Search code examples
mysqlpostgresqldatabase-designentity-attribute-value

Should I place EAV values in a datatype table?


I am designing a database for entities like stores, products, customers, suppliers and warehouses. The database will be used as an online transactional system in different physical stores.

In my case all the attributes of stores, customers, suppliers and warehouses can be defined as columns because they won't change much over time. However the products have an unlimited amount of attributes so I would like to put this data in an EAV model.

Can anybody point out if the values should be put in their own datatype-specific table (such as attribute_values_int, or as columns in the generic attribute_value table? Because of performance reasons Magento has chosen datatype-specific value tables. See: http://blog.magestore.com/2012/03/23/magento-certificate-eav-model-concepts

Thanks.


Solution

  • Frankly, the best option is "not EAV". Look into using hstore fields, XML, or json.

    In PostgreSQL there is no performance advantage to using per-datatype tables. NULL values are stored in a compact NULL bitmap, so it makes very little difference whether you have a tuple like (NULL, NULL, NULL, 42, NULL, NULL) or just (42).

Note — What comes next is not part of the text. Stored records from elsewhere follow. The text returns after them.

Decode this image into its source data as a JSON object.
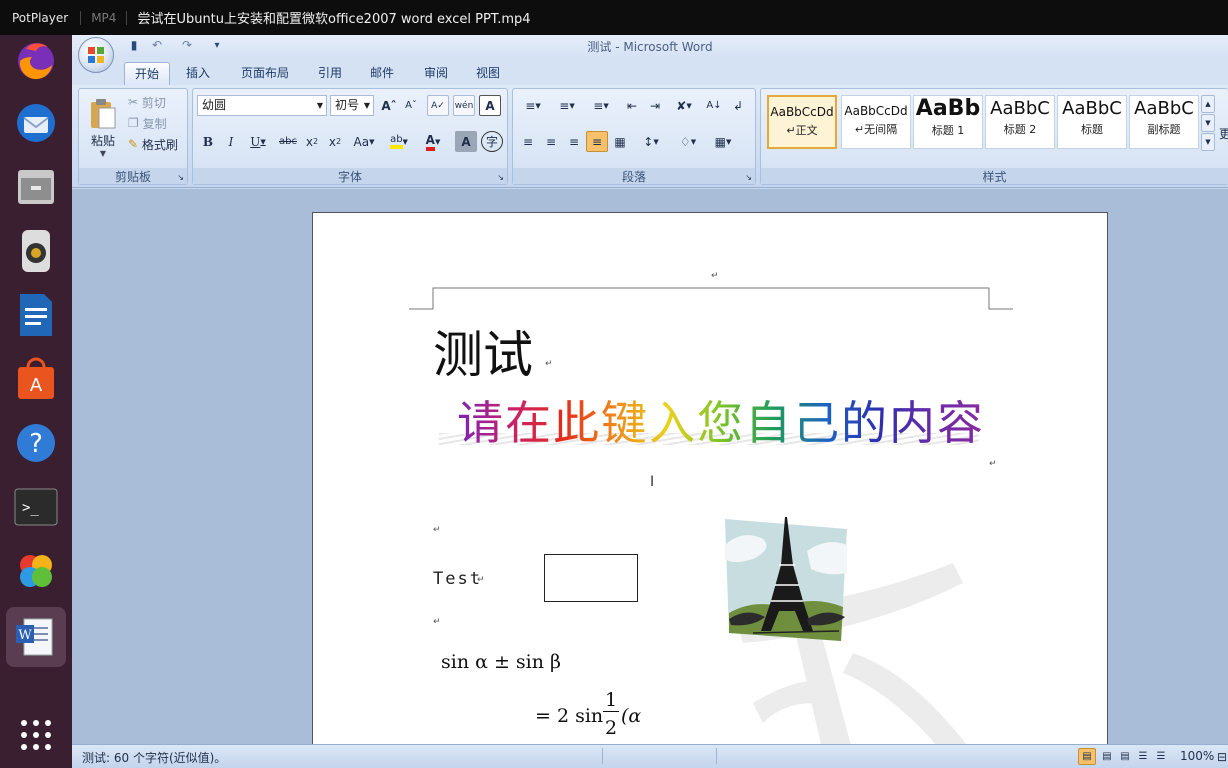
{
  "player": {
    "app_name": "PotPlayer",
    "format": "MP4",
    "file_title": "尝试在Ubuntu上安装和配置微软office2007 word excel PPT.mp4"
  },
  "dock": {
    "items": [
      {
        "name": "Firefox",
        "icon": "firefox-icon"
      },
      {
        "name": "Thunderbird",
        "icon": "thunderbird-icon"
      },
      {
        "name": "Files",
        "icon": "files-icon"
      },
      {
        "name": "Rhythmbox",
        "icon": "speaker-icon"
      },
      {
        "name": "LibreOffice Writer",
        "icon": "writer-icon"
      },
      {
        "name": "Ubuntu Software",
        "icon": "software-icon"
      },
      {
        "name": "Help",
        "icon": "help-icon"
      },
      {
        "name": "Terminal",
        "icon": "terminal-icon"
      },
      {
        "name": "CrossOver",
        "icon": "crossover-icon"
      },
      {
        "name": "Word",
        "icon": "word-icon"
      },
      {
        "name": "Show Applications",
        "icon": "app-grid-icon"
      }
    ]
  },
  "word": {
    "window_title": "测试 - Microsoft Word",
    "tabs": [
      "开始",
      "插入",
      "页面布局",
      "引用",
      "邮件",
      "审阅",
      "视图"
    ],
    "clipboard": {
      "paste": "粘贴",
      "cut": "剪切",
      "copy": "复制",
      "format_painter": "格式刷",
      "title": "剪贴板"
    },
    "font": {
      "font_name": "幼圆",
      "font_size": "初号",
      "title": "字体"
    },
    "paragraph": {
      "title": "段落"
    },
    "styles": {
      "title": "样式",
      "more": "更",
      "items": [
        {
          "preview": "AaBbCcDd",
          "name": "↵正文"
        },
        {
          "preview": "AaBbCcDd",
          "name": "↵无间隔"
        },
        {
          "preview": "AaBb",
          "name": "标题 1"
        },
        {
          "preview": "AaBbC",
          "name": "标题 2"
        },
        {
          "preview": "AaBbC",
          "name": "标题"
        },
        {
          "preview": "AaBbC",
          "name": "副标题"
        }
      ]
    },
    "document": {
      "heading": "测试",
      "wordart": "请在此键入您自己的内容",
      "test_label": "Test",
      "formula_line1": "sin α ± sin β",
      "formula_line2": "= 2 sin",
      "fraction_num": "1",
      "fraction_den": "2",
      "formula_tail": "(α"
    },
    "status": {
      "text": "测试: 60 个字符(近似值)。",
      "zoom": "100%"
    }
  }
}
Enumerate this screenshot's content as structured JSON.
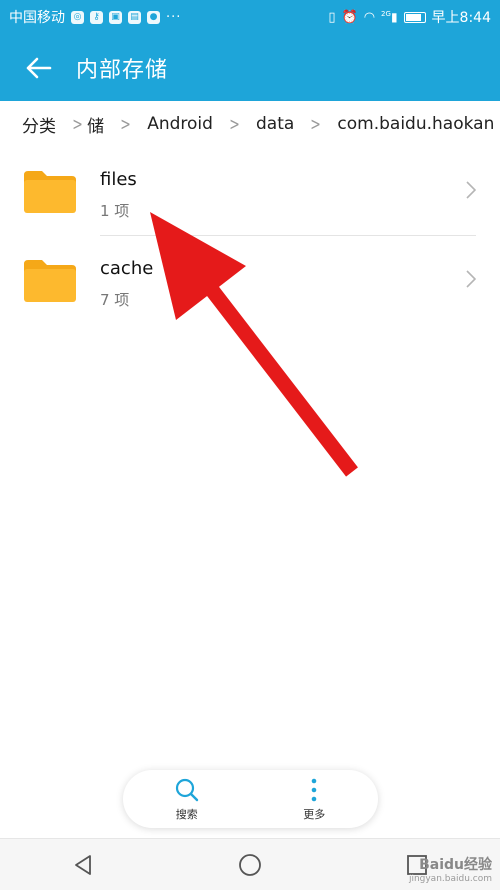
{
  "status_bar": {
    "carrier": "中国移动",
    "time": "早上8:44",
    "signal_label": "2G"
  },
  "header": {
    "title": "内部存储"
  },
  "breadcrumb": {
    "items": [
      "分类",
      "储",
      "Android",
      "data",
      "com.baidu.haokan"
    ]
  },
  "files": [
    {
      "name": "files",
      "count": "1 项"
    },
    {
      "name": "cache",
      "count": "7 项"
    }
  ],
  "bottom_actions": {
    "search_label": "搜索",
    "more_label": "更多"
  },
  "watermark": {
    "line1": "Baidu经验",
    "line2": "jingyan.baidu.com"
  },
  "colors": {
    "accent": "#1ea5d9",
    "folder": "#fdb92e",
    "annotation_arrow": "#e51a1a"
  },
  "icons": [
    "back-arrow-icon",
    "folder-icon",
    "chevron-right-icon",
    "search-icon",
    "more-icon",
    "back-nav-icon",
    "home-nav-icon",
    "recents-nav-icon"
  ]
}
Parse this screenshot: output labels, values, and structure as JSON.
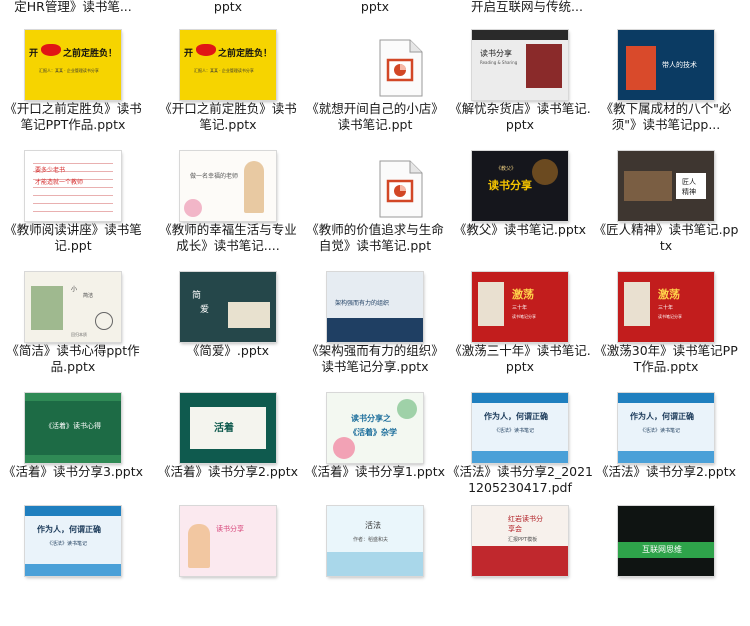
{
  "top_row": [
    {
      "name": "top-file-1",
      "label": "定HR管理》读书笔..."
    },
    {
      "name": "top-file-2",
      "label": "pptx"
    },
    {
      "name": "top-file-3",
      "label": "pptx"
    },
    {
      "name": "top-file-4",
      "label": "开启互联网与传统..."
    }
  ],
  "files": [
    {
      "label": "《开口之前定胜负》读书笔记PPT作品.pptx",
      "thumb": {
        "kind": "kaikou",
        "words": [
          "开",
          "之前定胜负！",
          "汇报人：某某 · 企业管理读书分享"
        ]
      }
    },
    {
      "label": "《开口之前定胜负》读书笔记.pptx",
      "thumb": {
        "kind": "kaikou",
        "words": [
          "开",
          "之前定胜负！",
          "汇报人：某某 · 企业管理读书分享"
        ]
      }
    },
    {
      "label": "《就想开间自己的小店》读书笔记.ppt",
      "thumb": {
        "kind": "icon"
      }
    },
    {
      "label": "《解忧杂货店》读书笔记.pptx",
      "thumb": {
        "kind": "jieyou",
        "words": [
          "读书分享",
          "Reading & Sharing"
        ]
      }
    },
    {
      "label": "《教下属成材的八个\"必须\"》读书笔记pp...",
      "thumb": {
        "kind": "jiaoxia",
        "words": [
          "带人的技术"
        ]
      }
    },
    {
      "label": "《教师阅读讲座》读书笔记.ppt",
      "thumb": {
        "kind": "redlines",
        "words": [
          "要多少老书",
          "才能造就一个教师"
        ]
      }
    },
    {
      "label": "《教师的幸福生活与专业成长》读书笔记....",
      "thumb": {
        "kind": "floral",
        "words": [
          "做一名幸福的老师"
        ]
      }
    },
    {
      "label": "《教师的价值追求与生命自觉》读书笔记.ppt",
      "thumb": {
        "kind": "icon"
      }
    },
    {
      "label": "《教父》读书笔记.pptx",
      "thumb": {
        "kind": "jiaofu",
        "words": [
          "《教父》",
          "读书分享"
        ]
      }
    },
    {
      "label": "《匠人精神》读书笔记.pptx",
      "thumb": {
        "kind": "jiangren",
        "words": [
          "匠人",
          "精神"
        ]
      }
    },
    {
      "label": "《简洁》读书心得ppt作品.pptx",
      "thumb": {
        "kind": "jianjie",
        "words": [
          "小",
          "简洁",
          "回归本质"
        ]
      }
    },
    {
      "label": "《简爱》.pptx",
      "thumb": {
        "kind": "jianai",
        "words": [
          "简",
          "爱"
        ]
      }
    },
    {
      "label": "《架构强而有力的组织》读书笔记分享.pptx",
      "thumb": {
        "kind": "jiagou",
        "words": [
          "架构强而有力的组织"
        ]
      }
    },
    {
      "label": "《激荡三十年》读书笔记.pptx",
      "thumb": {
        "kind": "jidang",
        "words": [
          "激荡",
          "三十年",
          "读书笔记分享"
        ]
      }
    },
    {
      "label": "《激荡30年》读书笔记PPT作品.pptx",
      "thumb": {
        "kind": "jidang",
        "words": [
          "激荡",
          "三十年",
          "读书笔记分享"
        ]
      }
    },
    {
      "label": "《活着》读书分享3.pptx",
      "thumb": {
        "kind": "huozhe3",
        "words": [
          "《活着》读书心得"
        ]
      }
    },
    {
      "label": "《活着》读书分享2.pptx",
      "thumb": {
        "kind": "huozhe2",
        "words": [
          "活着"
        ]
      }
    },
    {
      "label": "《活着》读书分享1.pptx",
      "thumb": {
        "kind": "huozhe1",
        "words": [
          "读书分享之",
          "《活着》杂学"
        ]
      }
    },
    {
      "label": "《活法》读书分享2_20211205230417.pdf",
      "thumb": {
        "kind": "huofa",
        "words": [
          "作为人，何谓正确",
          "《活法》读书笔记"
        ]
      }
    },
    {
      "label": "《活法》读书分享2.pptx",
      "thumb": {
        "kind": "huofa",
        "words": [
          "作为人，何谓正确",
          "《活法》读书笔记"
        ]
      }
    },
    {
      "label": "",
      "thumb": {
        "kind": "huofa",
        "words": [
          "作为人，何谓正确",
          "《活法》读书笔记"
        ]
      }
    },
    {
      "label": "",
      "thumb": {
        "kind": "cartoon",
        "words": [
          "读书分享"
        ]
      }
    },
    {
      "label": "",
      "thumb": {
        "kind": "watercolor",
        "words": [
          "活法",
          "作者：稻盛和夫"
        ]
      }
    },
    {
      "label": "",
      "thumb": {
        "kind": "hongyan",
        "words": [
          "红岩读书分",
          "享会",
          "汇报PPT模板"
        ]
      }
    },
    {
      "label": "",
      "thumb": {
        "kind": "hulian",
        "words": [
          "互联网思维"
        ]
      }
    }
  ]
}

    This also allows you to add CHECK constraint enforcing that exactly one field must be non-NULL, so you don't get multiple values of different types.

    Demo:

    regress=> CREATE TABLE eav_ugh (
        entity_id integer,
        int_value integer,
        numeric_value numeric,
        text_value text,
        timestamp_value timestamp with time zone,
        CONSTRAINT only_one_non_null CHECK (
                (int_value IS NOT NULL AND numeric_value IS NULL AND text_value IS NULL AND timestamp_value IS NULL) OR
                (int_value IS NULL AND numeric_value IS NOT NULL AND text_value IS NULL AND timestamp_value IS NULL) OR
                (int_value IS NULL AND numeric_value IS NULL AND text_value IS NOT NULL AND timestamp_value IS NULL) OR
                (int_value IS NULL AND numeric_value IS NULL AND text_value IS NULL AND timestamp_value IS NOT NULL)
        )
    );
    CREATE TABLE
    regress=> insert into eav_ugh (entity_id, numeric_value) select x, x from generate_series(1,5000) x;
    INSERT 0 5000
    regress=> select pg_relation_size('eav_ugh');                                           
     pg_relation_size 
    ------------------
               229376
    (1 row)
    
    regress=> CREATE TABLE no_null_cols(entity_id integer, numeric_value numeric);
    CREATE TABLE
    regress=> insert into no_null_cols (entity_id, numeric_value) select x, x from generate_series(1,5000) x;
    INSERT 0 5000
    regress=> select pg_relation_size('no_null_cols');
     pg_relation_size 
    ------------------
               229376
    (1 row)
    
    regress=> SELECT sum(pg_column_size(eav_ugh)) FROM eav_ugh;
      sum   
    --------
     164997
    (1 row)
    
    regress=> SELECT sum(pg_column_size(no_null_cols)) FROM no_null_cols;
      sum   
    --------
     164997
    (1 row)
    

    In this case the null bitmap isn't adding any space at all, likely due to alignment requirements.